Banded Dead Bird of Prey

Photo provided by Dick Wildermann

Nature is amazing, beautiful and awe-inspiring. It’s also harsh and sad at times. This is one of those times.

On Sunday, March 26th, Dick Wildermann contacted Seabrook Island Birders to let us know about a dead Osprey. This is what he observed:

We saw him alive last evening about 6:30 from our sunroom.  He/she was just standing on the ground on the far side of the lagoon behind our house.  He was still standing there when it got dark.  This morning when we looked out, our beautiful friend was dead; hadn’t moved an inch.  Perhaps he knew it was time and decided this pretty spot next to a lagoon is a good place to let go.  Those folks across the way with the bird feeders, they’ll take care of me tomorrow.

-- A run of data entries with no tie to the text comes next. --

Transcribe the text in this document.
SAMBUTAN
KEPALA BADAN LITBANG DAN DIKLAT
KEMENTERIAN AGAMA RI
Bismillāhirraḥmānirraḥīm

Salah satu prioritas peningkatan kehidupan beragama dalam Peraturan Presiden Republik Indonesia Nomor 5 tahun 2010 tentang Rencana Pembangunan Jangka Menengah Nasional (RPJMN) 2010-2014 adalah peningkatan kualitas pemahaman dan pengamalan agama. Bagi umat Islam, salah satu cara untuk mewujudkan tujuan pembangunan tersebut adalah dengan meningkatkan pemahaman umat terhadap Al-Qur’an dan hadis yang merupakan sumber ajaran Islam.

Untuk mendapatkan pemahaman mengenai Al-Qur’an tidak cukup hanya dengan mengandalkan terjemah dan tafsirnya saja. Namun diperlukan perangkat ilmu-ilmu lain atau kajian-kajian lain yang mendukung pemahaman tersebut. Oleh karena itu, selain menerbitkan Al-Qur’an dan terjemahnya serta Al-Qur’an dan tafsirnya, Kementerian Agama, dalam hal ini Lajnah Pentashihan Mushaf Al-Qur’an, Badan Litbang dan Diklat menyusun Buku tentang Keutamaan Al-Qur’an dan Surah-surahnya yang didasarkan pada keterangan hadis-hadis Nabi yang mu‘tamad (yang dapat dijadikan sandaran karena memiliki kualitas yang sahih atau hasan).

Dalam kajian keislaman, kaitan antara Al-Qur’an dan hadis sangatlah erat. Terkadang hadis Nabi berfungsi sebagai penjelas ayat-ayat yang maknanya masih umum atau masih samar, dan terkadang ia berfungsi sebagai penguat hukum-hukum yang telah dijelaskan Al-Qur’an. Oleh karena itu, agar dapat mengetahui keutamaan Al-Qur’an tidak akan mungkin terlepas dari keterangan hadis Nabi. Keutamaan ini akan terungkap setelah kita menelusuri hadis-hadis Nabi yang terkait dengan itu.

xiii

We first called the phone number on the band, which turned out to be the Bird Banding Lab run by the U.S. Geological Survey.  Their recording said to go on their website to report that we found a bird with a band.  We got an immediate response saying the beautiful Osprey had “hatched in 2009” and was banded July 11, 2009 “near Awendaw, SC.”  (That was a big band for what must have been a little bird at the time.)

We called the Birds of Prey Center and they wanted the bird in order to do a necropsy.  Marg took the Osprey to the home of a couple (Sean and Valerie) on James Island who work at the Center.

I’ve been thinking about that Osprey.  Almost 14 years old.  Spending his last hours standing on the ground, close to the lagoon and golf green.  We saw no signs of injuries.  Perhaps we’ll learn more tomorrow.


The Center for Birds of Prey did a necropsy on the Osprey.  They did not find a definitive cause of death.  Valerie said the bird was “a little thin” (2.5 on a scale of 4) but she said that was not unusual for Ospreys.  There were some parasites in the lining of the stomach but nothing that would have killed him.  Toxicology reports are pending. He was a male and was “getting ready to breed.”  There were no signs of injury.  Our Osprey’s last meal was a bass.

Submitted by Dick Wildermann

Click here to report a banded bird.

Author: sibirders

SEABROOK ISLAND BIRDERS / “watching, learning, protecting” Seabrook Island Birders (SIB) are residents, renters and guests of Seabrook Island, SC who have an interest in learning, protecting and providing for the well-being of the incredible variety of birds that inhabit Seabrook Island throughout the year.

2 thoughts on “Banded Dead Bird of Prey”

  1. Your report is amazing. It is appropriate in the complex and beautiful world we live in on Seabrook to acknowledge in such detail his passing. It is a good soul who does that. Every part of this preserve deserves our attention.